I'm a history minor. As such, certain things, like old maps, interest me. I like looking at maps drawn before we had GPS and other tools that, while making life easier, completely remove the guesswork.

Seriously, what's the fun of looking at a map of North America and seeing everything in minute detail from Key West to Puget Sound? It is vastly more entertaining to roll out an old parchment and see, like above, Florida barely sticking out of the United States, or, instead of the Pacific Northwest, you have a river that is labelled "Northwest Passage," yet no one ever found it. My favorite is the ocean charts that have 'Here be Monsters" drawn on them. Obviously the work of a drunken sailor after a long shift in the Crow's Nest.

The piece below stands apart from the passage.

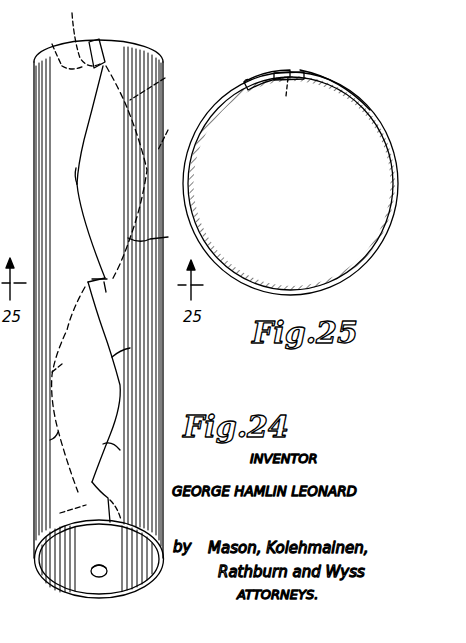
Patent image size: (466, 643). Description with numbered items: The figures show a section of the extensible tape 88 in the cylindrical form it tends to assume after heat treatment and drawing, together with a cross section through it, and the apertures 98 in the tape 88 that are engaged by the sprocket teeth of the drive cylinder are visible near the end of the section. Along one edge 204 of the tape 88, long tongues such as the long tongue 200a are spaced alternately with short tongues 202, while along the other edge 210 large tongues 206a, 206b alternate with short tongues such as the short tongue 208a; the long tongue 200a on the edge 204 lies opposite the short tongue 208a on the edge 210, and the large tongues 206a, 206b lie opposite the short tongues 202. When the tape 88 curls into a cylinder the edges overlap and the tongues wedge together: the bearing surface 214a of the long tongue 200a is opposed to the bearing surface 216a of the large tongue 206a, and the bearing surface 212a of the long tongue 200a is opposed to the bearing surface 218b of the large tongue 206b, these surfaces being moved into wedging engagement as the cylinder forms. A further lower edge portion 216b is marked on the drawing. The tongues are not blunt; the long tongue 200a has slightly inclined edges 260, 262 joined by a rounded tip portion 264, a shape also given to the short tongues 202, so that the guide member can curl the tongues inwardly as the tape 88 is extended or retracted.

So last night I was talking to Robert, the founder of Skewed, and he told me about an old 2-volume history book he'd come across. It was published circa 1875 and had a map inside that labelled parts of Asia as "Nether Asia." This sparked a lively few minutes of jokes.
Jokes like:

"Yeah, it's like when Alexander and his men reached Afghanistan... and saw people. He probably turned to one of his men and said, "I say Marcus, doesn't the map say no one his here?"
"It does, sir."
"Well who the devil are these people?"
"I'm not sure, sir."
"Hang on, excuse me, good people... uh... um... who are you and why are you here? Our map clearly states this to be the edge of the Great River."
And then a tribesman approaches, "Well, we live here, see. Always have."
"No, the map says you haven't. We are Greek, our maps are never wrong."
"Let me see that. Well, here's your problem. You've got us listed as Nether Asia, this is Afghanistan. And you've got a giant river just beyond our border. And you've listed some fellow named Prometheus in the mountains."
"Which is there by the grace of the gods. And who was placed there by the gods for his insubordination."
"No it isn't. And no he wasn't. The only person in the mountains is Old man Herbert, he runs a ham radio station. And if you keep going east, just past Ackbar's fruit stand, you'll see a bunch of big mountains. Beyond those are more lands with lots of rice and people in funny hats."
At which point the Duke of Edinburgh popped in and said "Don't stay there too long or you'll get all slitty-eyed."

Ther you go kids. I know it was short, but remember, never pass up a chance to view an old map.

1 comment:

Anonymous said...

Blake, that has to be the funniest dialogue I've read in months. Good stuff man!

Didn't know Akbar had his own fruit stand... so that's where he's been the last few weeks!